Executive Employee // In addition to the salary basis test, an “executive” employee is exempt if she has the primary duty of managing the enterprise, or managing a customarily recognized department or subdivision of the enterprise. She also must customarily and regularly direct the work of at least two other full-time employees or their equivalent. She either has the authority to hire or fire other employees, or her suggestions and recommendations about the status of other employees are given particular weight.

Administrative Employee // In addition to the salary basis test, an exempt “administrative” employee must have the primary duty of office or nonmanual work directly related to the management or general business operations of the employer or the employer’s customers. Administrative employees also are expected to exercise discretion and independent judgment on matters of significance.

Professional Employee // In addition to the salary basis test, an exempt “professional” employee must primarily perform work requiring advanced knowledge, defined as work which is predominantly intellectual in character and which includes work requiring the consistent exercise of discretion and judgment. An exempt professional’s advanced knowledge must be in a field of science or learning, and must be customarily acquired by a prolonged course of specialized intellectual instruction.

Creative Professional // An exempt “creative professional” employee must meet the salary basis test and hold a primary duty in the performance of work requiring invention, imagination, originality or talent in a recognized field of artistic or creative endeavor.

Computer Employee // An exempt “computer employee” must meet either the salary basis test or be compensated hourly at a rate not less than $27.63 per hour. This kind of employee must be a computer systems analyst, computer programmer, software engineer or other similarly skilled worker in the computer field.

Generally speaking, exempt computer employees analyze, design, document, test or modify computer programs, systems or machine operating systems.

Outside Sales Professional // Finally, an exempt “outside sales professional” (as opposed to an inside salesperson) must primarily make sales or obtain orders or contracts for services or for the use of facilities for which a consideration will be paid by the client or customer. Outside sales professionals also must be customarily and regularly engaged away from the employer’s place or places of business to be exempt.

Why It Pays to Be Careful

The U.S. Department of Labor provides fact sheets that give general guidance about the boundaries of each exemption, but employers should still be careful and resolve any doubts against exemption.

Suppose an employer hires an employee to serve as a social worker, a position for which the state requires an associate’s degree or a certain level of relevant work experience.

While that position is important to the company and its clients, it is very likely not a position that meets the professional exemption because it does not require “knowledge of an advanced type in a field of science or learning customarily acquired by a prolonged course of specialized intellectual instruction” because work experience can substitute for overly broad academic requirements.

But the employer, relying on the state regulations and a general understanding of the professional exemption, treats the employee as exempt and pays her a salary of $40,000 per year.

If the employee works (or claims to work) 50 hours per week over the next year, she will have accrued approximately $15,000 in overtime liability.
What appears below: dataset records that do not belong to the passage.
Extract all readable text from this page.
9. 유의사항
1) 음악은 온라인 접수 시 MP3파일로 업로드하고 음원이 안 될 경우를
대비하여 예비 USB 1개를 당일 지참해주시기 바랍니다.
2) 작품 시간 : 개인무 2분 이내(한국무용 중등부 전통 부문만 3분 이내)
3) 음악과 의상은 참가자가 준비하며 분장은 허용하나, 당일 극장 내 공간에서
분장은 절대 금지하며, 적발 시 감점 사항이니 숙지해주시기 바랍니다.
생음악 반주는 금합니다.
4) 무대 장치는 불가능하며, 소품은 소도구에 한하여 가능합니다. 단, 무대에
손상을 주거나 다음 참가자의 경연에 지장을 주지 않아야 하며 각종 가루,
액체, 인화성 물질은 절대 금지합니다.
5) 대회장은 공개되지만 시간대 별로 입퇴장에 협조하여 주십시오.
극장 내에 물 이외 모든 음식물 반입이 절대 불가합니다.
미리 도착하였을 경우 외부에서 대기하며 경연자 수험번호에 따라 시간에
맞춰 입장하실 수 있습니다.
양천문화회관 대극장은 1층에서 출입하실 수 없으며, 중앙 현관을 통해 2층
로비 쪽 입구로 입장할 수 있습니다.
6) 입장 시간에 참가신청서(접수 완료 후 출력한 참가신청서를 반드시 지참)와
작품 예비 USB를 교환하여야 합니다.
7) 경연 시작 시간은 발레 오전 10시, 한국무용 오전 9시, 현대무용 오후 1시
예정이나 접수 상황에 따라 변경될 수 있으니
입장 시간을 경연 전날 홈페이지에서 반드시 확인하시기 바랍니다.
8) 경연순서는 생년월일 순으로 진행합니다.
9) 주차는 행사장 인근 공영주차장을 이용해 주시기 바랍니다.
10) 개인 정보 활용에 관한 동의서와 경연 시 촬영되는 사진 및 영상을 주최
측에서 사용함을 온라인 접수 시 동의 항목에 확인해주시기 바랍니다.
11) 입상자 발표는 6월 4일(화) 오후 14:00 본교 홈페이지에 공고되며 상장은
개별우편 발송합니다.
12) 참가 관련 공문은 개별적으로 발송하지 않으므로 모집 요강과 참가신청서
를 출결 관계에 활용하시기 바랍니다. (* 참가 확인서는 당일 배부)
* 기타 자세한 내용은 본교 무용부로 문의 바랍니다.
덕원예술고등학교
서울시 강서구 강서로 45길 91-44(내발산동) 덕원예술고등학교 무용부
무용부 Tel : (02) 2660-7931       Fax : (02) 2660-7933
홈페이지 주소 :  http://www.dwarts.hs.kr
The FLSA also provides for liquidated damages that can double the amount an employee can recover, plus attorneys’ fees.

If the employer has made this mistake with multiple employees in the same job group, those risks are multiplied. Finally, because the employer treated the employee as exempt, it likely will not have time records to defend against the employee’s claim of unpaid overtime.

Employers should carefully review their employees’ actual duties with a critical eye to determine if any exemptions apply. When in doubt, the employer should assume a position is not exempt from the minimum wage and overtime provisions of the FLSA.